A more recent study than that of Gage et al in 2004 is the prospective study carried out by Jorgensen et al.

This prospective study looked at 311 patients and assessed the time to and size of stable dose of warfarin.

They found significant associations with CYP2C9 and VKORC1 and 6 of 27 other genes tested had significant but minor effects.

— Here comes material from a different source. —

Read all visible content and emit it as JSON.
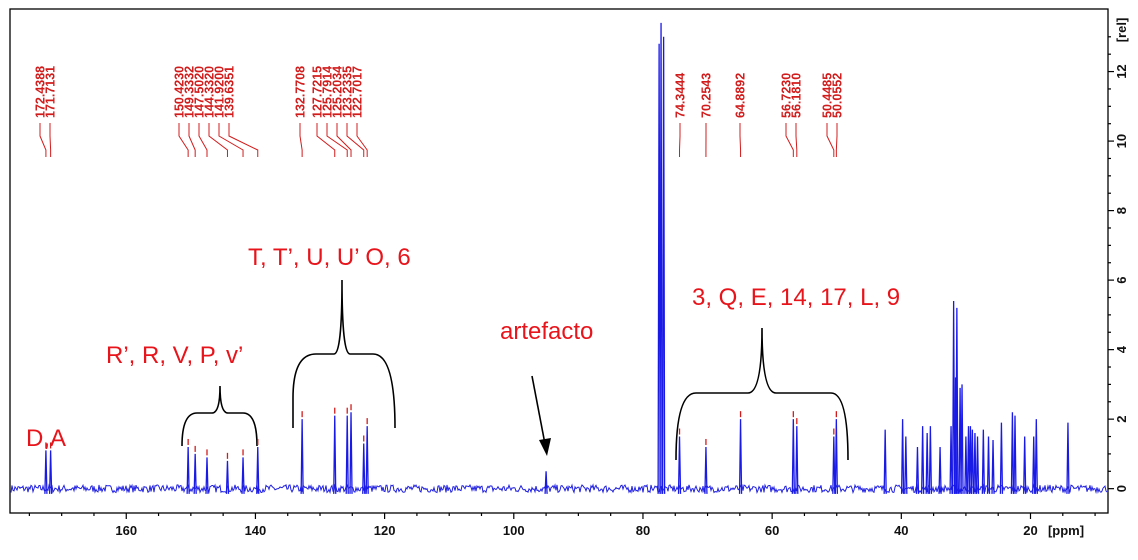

The most important predictor of cost of care is an adverse drug event and therefore predicting optimal dose is financially worthwhile also. However, they warned that further cost-benefit evaluations and robust dosing algorithms were required before genetic testing can be introduced into routine prescribing.

33
Q

What is required before pharmacogenetic testing can be extensively used for drug dosage predictions?

A

1) . Large prospective studies are required to confirm clinical usefulness.
2) . Rapid genotyping turnaround times may be required for some clinical applications.
3) . Other information needs to be considered in dosing algorithms. Users will likely need some sort of education in the use of pharmacogenetic information. Users will also need easy access to dosing algorithms.

34
Q

What drugs may pharmacogenetics prove most valuable in dosage guidance?

A

Those that have a narrow therapeutic index.

35
Q

Define pharmacogenetics.

A

The genetic basis of variation in response to drugs.